Dalam konteks bisnis, seorang entrepreneur membuka usaha baru (new
ventures) yang menyebabkan munculnya produk baru arau ide tentang
penyelenggaraan jasa-jasa. Karakteristik tipikal entrepreneur (Schermerhorn Jr,
1999) yaitu:
1. Lokus
pengendalian internal
2. Tingkat energi
tinggi
3. Kebutuhan
tinggi akan prestasi
4. Toleransi
terhadap ambiguitas
5. Kepercayaan
diri
6. Berorientasi
pada action
Karakteristik Wirausahawan (Masykur W) dapat dituliskan seperti di bawah
ini.
1. Keinginan
untuk berprestasi
2. Keinginan
untuk bertanggung jawab
3. Preferensi
kepada resiko menengah
4. Persepsi
kepada kemungkian berhasil
5. Rangsangan
untuk umpan balik
6. Aktivitas
Energik
7. Orientasi ke
masa depan
8. Ketrampilan
dalam pengorganisasian
9. Sikap terhadap
uang
Wirausahawan
yang berhasil mempunyai standar prestasi (n Ach) tinggi. Menurut Winardi
Masykur, potensi kewirausahaan tersebut dapat dilihat sebagai berikut:
1. Kemampuan inovatif
2. Toleransi terhadap kemenduaan (ambiguity)

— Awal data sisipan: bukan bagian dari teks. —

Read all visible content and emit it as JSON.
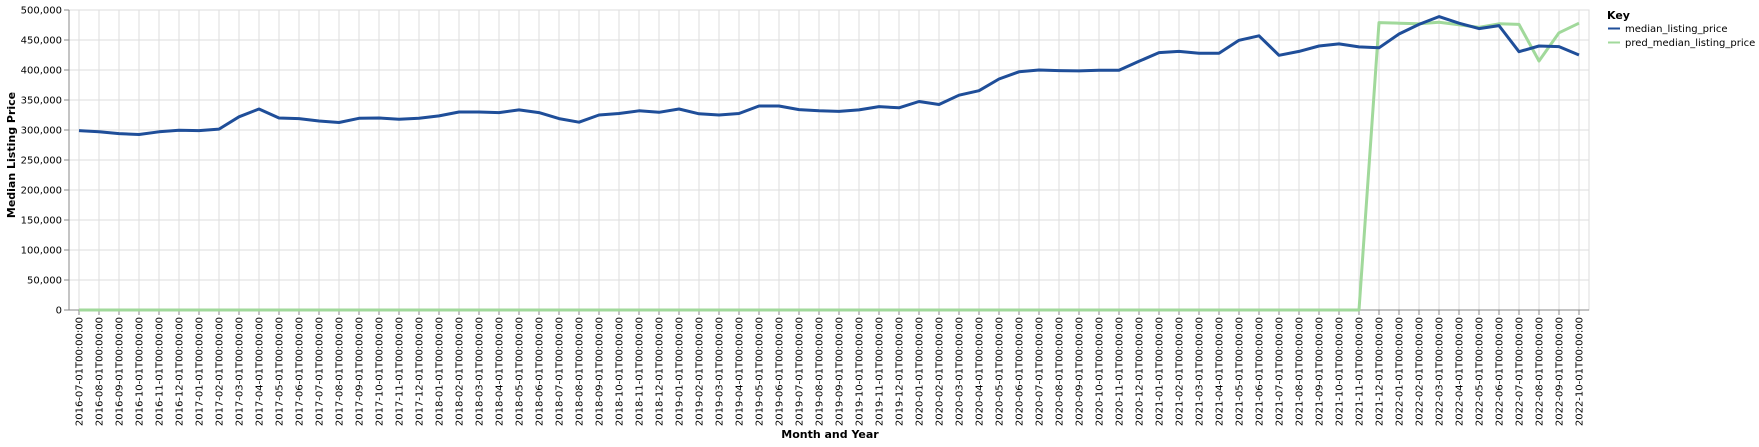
{
  "chart_data": {
    "type": "line",
    "xlabel": "Month and Year",
    "ylabel": "Median Listing Price",
    "ylim": [
      0,
      500000
    ],
    "yticks": [
      0,
      50000,
      100000,
      150000,
      200000,
      250000,
      300000,
      350000,
      400000,
      450000,
      500000
    ],
    "grid": true,
    "legend": {
      "title": "Key",
      "placement": "top-right"
    },
    "x": [
      "2016-07-01T00:00:00",
      "2016-08-01T00:00:00",
      "2016-09-01T00:00:00",
      "2016-10-01T00:00:00",
      "2016-11-01T00:00:00",
      "2016-12-01T00:00:00",
      "2017-01-01T00:00:00",
      "2017-02-01T00:00:00",
      "2017-03-01T00:00:00",
      "2017-04-01T00:00:00",
      "2017-05-01T00:00:00",
      "2017-06-01T00:00:00",
      "2017-07-01T00:00:00",
      "2017-08-01T00:00:00",
      "2017-09-01T00:00:00",
      "2017-10-01T00:00:00",
      "2017-11-01T00:00:00",
      "2017-12-01T00:00:00",
      "2018-01-01T00:00:00",
      "2018-02-01T00:00:00",
      "2018-03-01T00:00:00",
      "2018-04-01T00:00:00",
      "2018-05-01T00:00:00",
      "2018-06-01T00:00:00",
      "2018-07-01T00:00:00",
      "2018-08-01T00:00:00",
      "2018-09-01T00:00:00",
      "2018-10-01T00:00:00",
      "2018-11-01T00:00:00",
      "2018-12-01T00:00:00",
      "2019-01-01T00:00:00",
      "2019-02-01T00:00:00",
      "2019-03-01T00:00:00",
      "2019-04-01T00:00:00",
      "2019-05-01T00:00:00",
      "2019-06-01T00:00:00",
      "2019-07-01T00:00:00",
      "2019-08-01T00:00:00",
      "2019-09-01T00:00:00",
      "2019-10-01T00:00:00",
      "2019-11-01T00:00:00",
      "2019-12-01T00:00:00",
      "2020-01-01T00:00:00",
      "2020-02-01T00:00:00",
      "2020-03-01T00:00:00",
      "2020-04-01T00:00:00",
      "2020-05-01T00:00:00",
      "2020-06-01T00:00:00",
      "2020-07-01T00:00:00",
      "2020-08-01T00:00:00",
      "2020-09-01T00:00:00",
      "2020-10-01T00:00:00",
      "2020-11-01T00:00:00",
      "2020-12-01T00:00:00",
      "2021-01-01T00:00:00",
      "2021-02-01T00:00:00",
      "2021-03-01T00:00:00",
      "2021-04-01T00:00:00",
      "2021-05-01T00:00:00",
      "2021-06-01T00:00:00",
      "2021-07-01T00:00:00",
      "2021-08-01T00:00:00",
      "2021-09-01T00:00:00",
      "2021-10-01T00:00:00",
      "2021-11-01T00:00:00",
      "2021-12-01T00:00:00",
      "2022-01-01T00:00:00",
      "2022-02-01T00:00:00",
      "2022-03-01T00:00:00",
      "2022-04-01T00:00:00",
      "2022-05-01T00:00:00",
      "2022-06-01T00:00:00",
      "2022-07-01T00:00:00",
      "2022-08-01T00:00:00",
      "2022-09-01T00:00:00",
      "2022-10-01T00:00:00"
    ],
    "series": [
      {
        "name": "median_listing_price",
        "color": "#1f4e99",
        "values": [
          299000,
          297000,
          294000,
          292500,
          297000,
          299500,
          299000,
          301500,
          322000,
          335000,
          320000,
          319000,
          315000,
          312500,
          319500,
          320000,
          318000,
          319500,
          323500,
          330000,
          330000,
          329000,
          333500,
          329000,
          319000,
          313000,
          325000,
          327500,
          332000,
          329500,
          335000,
          327000,
          325000,
          327500,
          340000,
          340000,
          334000,
          332000,
          331000,
          333500,
          339000,
          337000,
          347500,
          342500,
          358000,
          365500,
          385000,
          397000,
          400000,
          399000,
          398500,
          399500,
          399500,
          414500,
          429000,
          431000,
          428000,
          428000,
          449500,
          457000,
          424500,
          431000,
          440000,
          443500,
          438500,
          437000,
          460000,
          476000,
          489000,
          478000,
          469000,
          474000,
          430500,
          440000,
          439000,
          425000
        ]
      },
      {
        "name": "pred_median_listing_price",
        "color": "#a1d99b",
        "values": [
          0,
          0,
          0,
          0,
          0,
          0,
          0,
          0,
          0,
          0,
          0,
          0,
          0,
          0,
          0,
          0,
          0,
          0,
          0,
          0,
          0,
          0,
          0,
          0,
          0,
          0,
          0,
          0,
          0,
          0,
          0,
          0,
          0,
          0,
          0,
          0,
          0,
          0,
          0,
          0,
          0,
          0,
          0,
          0,
          0,
          0,
          0,
          0,
          0,
          0,
          0,
          0,
          0,
          0,
          0,
          0,
          0,
          0,
          0,
          0,
          0,
          0,
          0,
          0,
          0,
          479000,
          478000,
          477000,
          479500,
          475500,
          471000,
          477000,
          476000,
          415000,
          462000,
          478000
        ]
      }
    ]
  }
}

3. Keinginan untuk berprestasi
4. Kemampuan perencanaan realistis
5. Kepemimpinan berorientasi pada tujuan
6. Obyektivitas
7. Tanggung jawab pribadi
8. Kemampuan beradaptasi (Flexibility)
9. Kemampuan sebagai pengorganisator dan
administrator
10. Tingkat komitmen tinggi (survival)
C. Jenis-jenis Kewirausahaan
Jenis Kewirausahaan (Williamson, 1961) dapat dituliskan sebagai berikut
ini.
1. Innovating
Entrepreneurship
Bereksperimentasi
secara agresif, trampil mempraktekkan transformasi-transformasi atraktif.
2. Imitative
Entrepreneurship
Meniru inovasi
yang berhasil dari para Innovating Entrepreneur.
3. Fabian
Entrepreneurship
Sikap yang
teramat berhati-hati dan sikap skeptikal tetapi yang segera melaksanakan
peniruan-peniruan menjadi jelas sekali, apabila mereka tidak melakukan hal
tersebut, mereka akan kehilangan posisi relatif pada industri yang
bersangkutan.
4. Drone Entrepreneurship
Drone= malas.
Penolakan untuk memanfaatkan peluang-peluang untuk melaksanakan
perubahan-perubahan dalam rumus produksi sekalipun hal tersbut akan
mengakibatkan mereka merugi diandingkan dengan produsen lain.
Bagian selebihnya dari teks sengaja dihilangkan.